God settles the solitary in a home; he leads out the prisoners to prosperity, but the rebellious dwell in a parched land. (Psalm 68:6)
It has been an awful long since I have posted anything here. I must still confess that my job, while I’m not really allowed to work more than 40 hours per week, doesn’t give me the kind of time to blog that I would like. (For example, I have a meeting that starts at 0700 on Monday. Yay me!)
My devotions — I do the Church of England’s morning prayer daily, or almost daily, and when combined with the saint of the day, a reading from St. Benedict’s Rule for Monasteries, and the communion service scripture readings, takes a fair amount of time in the morning.

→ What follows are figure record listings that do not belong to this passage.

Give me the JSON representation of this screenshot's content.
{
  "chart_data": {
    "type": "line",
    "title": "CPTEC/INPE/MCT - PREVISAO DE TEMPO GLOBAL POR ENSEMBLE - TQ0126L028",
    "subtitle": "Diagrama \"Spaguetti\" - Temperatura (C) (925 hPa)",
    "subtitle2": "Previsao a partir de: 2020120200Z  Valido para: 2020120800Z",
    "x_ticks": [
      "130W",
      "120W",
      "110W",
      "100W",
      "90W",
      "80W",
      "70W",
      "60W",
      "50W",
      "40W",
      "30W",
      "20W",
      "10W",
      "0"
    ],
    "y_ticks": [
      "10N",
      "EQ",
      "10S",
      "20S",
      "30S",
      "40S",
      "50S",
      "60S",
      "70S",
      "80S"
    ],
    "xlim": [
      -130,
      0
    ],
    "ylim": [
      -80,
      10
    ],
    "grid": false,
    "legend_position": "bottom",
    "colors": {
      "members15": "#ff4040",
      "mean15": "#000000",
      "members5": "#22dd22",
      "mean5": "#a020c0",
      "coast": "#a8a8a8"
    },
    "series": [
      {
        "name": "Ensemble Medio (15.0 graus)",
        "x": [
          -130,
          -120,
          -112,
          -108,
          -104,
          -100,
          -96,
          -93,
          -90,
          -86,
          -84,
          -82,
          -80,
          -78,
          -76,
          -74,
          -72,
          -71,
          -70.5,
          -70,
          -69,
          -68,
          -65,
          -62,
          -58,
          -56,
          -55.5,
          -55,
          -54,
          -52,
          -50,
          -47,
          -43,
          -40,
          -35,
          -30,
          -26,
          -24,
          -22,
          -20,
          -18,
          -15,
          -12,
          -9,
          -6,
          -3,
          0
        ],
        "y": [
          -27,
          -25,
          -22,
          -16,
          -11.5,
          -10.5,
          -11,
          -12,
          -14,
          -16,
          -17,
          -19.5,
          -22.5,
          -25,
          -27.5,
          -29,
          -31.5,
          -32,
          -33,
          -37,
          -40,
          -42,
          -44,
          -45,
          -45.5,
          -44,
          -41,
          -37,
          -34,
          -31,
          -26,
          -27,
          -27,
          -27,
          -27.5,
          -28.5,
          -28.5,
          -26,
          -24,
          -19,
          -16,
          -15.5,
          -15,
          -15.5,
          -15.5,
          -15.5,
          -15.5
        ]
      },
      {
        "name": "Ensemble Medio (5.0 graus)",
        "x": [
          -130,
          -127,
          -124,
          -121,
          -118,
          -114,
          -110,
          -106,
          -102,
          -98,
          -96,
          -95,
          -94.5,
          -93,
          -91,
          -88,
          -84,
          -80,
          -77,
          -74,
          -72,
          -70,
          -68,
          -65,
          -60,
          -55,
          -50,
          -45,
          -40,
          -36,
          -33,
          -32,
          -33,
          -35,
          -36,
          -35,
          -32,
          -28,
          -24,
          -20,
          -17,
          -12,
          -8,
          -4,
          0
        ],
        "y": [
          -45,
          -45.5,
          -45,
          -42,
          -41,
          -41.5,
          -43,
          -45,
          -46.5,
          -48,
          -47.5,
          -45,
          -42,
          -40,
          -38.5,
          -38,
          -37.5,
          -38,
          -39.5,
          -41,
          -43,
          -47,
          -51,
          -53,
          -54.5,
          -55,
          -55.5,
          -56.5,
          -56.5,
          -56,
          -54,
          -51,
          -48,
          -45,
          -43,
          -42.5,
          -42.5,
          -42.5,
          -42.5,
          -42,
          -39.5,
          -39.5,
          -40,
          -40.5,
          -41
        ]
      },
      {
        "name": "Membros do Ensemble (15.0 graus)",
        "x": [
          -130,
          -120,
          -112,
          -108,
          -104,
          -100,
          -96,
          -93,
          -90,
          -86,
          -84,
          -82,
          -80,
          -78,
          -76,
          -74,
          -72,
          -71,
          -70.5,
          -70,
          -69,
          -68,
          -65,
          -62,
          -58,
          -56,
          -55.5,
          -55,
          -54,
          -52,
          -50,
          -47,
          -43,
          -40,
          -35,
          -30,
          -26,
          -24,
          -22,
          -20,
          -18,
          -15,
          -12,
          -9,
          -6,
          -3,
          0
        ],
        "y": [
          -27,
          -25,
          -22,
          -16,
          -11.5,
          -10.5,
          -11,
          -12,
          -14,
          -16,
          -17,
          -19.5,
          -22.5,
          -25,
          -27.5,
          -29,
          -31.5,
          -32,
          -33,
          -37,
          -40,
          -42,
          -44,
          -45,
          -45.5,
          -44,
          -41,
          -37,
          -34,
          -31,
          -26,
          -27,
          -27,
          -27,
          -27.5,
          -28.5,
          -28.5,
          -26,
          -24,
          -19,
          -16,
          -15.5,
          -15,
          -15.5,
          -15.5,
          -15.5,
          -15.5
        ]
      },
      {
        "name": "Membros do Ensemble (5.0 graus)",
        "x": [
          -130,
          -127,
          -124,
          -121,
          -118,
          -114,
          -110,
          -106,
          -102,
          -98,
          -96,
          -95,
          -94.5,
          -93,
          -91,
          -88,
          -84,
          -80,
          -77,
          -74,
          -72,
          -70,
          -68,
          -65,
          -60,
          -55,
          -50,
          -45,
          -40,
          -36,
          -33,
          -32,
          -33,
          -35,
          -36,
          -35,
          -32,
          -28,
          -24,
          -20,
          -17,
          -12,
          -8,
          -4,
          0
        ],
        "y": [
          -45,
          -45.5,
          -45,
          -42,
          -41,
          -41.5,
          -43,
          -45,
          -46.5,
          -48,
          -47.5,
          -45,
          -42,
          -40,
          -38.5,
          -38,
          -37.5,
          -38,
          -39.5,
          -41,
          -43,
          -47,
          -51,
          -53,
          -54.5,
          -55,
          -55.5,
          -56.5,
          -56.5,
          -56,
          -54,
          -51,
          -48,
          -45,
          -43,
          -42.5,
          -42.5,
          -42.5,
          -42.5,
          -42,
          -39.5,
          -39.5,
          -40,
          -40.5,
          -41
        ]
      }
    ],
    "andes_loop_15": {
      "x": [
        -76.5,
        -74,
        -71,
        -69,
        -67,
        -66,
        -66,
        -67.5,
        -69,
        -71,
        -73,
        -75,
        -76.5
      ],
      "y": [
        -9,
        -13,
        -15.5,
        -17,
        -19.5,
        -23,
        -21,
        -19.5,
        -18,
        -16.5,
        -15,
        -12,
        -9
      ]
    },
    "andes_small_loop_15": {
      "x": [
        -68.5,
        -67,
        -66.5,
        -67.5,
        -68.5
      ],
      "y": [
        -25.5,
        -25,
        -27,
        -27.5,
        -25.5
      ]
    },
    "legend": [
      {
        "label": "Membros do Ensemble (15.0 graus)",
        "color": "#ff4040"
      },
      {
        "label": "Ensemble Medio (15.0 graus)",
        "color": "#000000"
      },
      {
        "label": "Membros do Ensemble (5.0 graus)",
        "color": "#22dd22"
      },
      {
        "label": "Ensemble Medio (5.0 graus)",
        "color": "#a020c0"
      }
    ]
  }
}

And I’m high maintenance when it comes to time. I need at least an or so of free time in the morning more than morning prayer. To read and listen to the radio and simply sit and contemplate. It’s something I know I need, and my days don’t work too well if I don’t give myself that time in the morning.
A few days of early morning meetings — my time workin in DC required a few very early mornings at USDA for monthly production and export reports — are easy to cope with. But I simply cannot do get out of bed, shower, and head to work without some time to center myself.
It’s just who I am.
The big news here is we’ve finally bought a house. It’s a trailer home, a single-wide, and we don’t own the dirt underneath, but it’s ours. Housing is very expensive in Moses Lake, and most of what is available is beyond our means, either in terms of rent or mortgage payments. I make about half the media income. Jennifer and I were able to pull this off because of what I inherited from my father last year after he died.
I don’t know the last time I had a place I could call home. I have been itinerant, decamping from one place to another in search of the next opportunities. I had hoped to be here only two years, and that deadline passed about a month ago. And not only are we still here, we actually invested in staying here. To be honest, I’m 51, and I have exhausted all my opportunities. I have no people, I have no institutions. I am in exile, I have been banished, and I have decided to thank God for that. Because it is mine. Because, for whatever reason, it is what God has called me to.
So we now have a home. A place where I can now hang my grandfather’s and his older sister’s paintings, my father’s charcoal drawings. I have no idea how long we will stay here, but it will at least be long enough to go to Chicago some time next year and haul the rest of our stuff out of storage. I have no idea what happens next. I have been toying with doing my morning devotions live on my author page on Facebook. I intend to begin work on the follow up to Kesslyn Runs soon, as scenes from that book are all I have been able to imagine of late.
And perhaps, at some point, I will start the Bible commentary again. Right now, though, I’m more content to simply listen to scripture rather than pretend I have something useful to say — or anyone who is able or willing to listen.
Right now I’m just content, and grateful, that I have a home.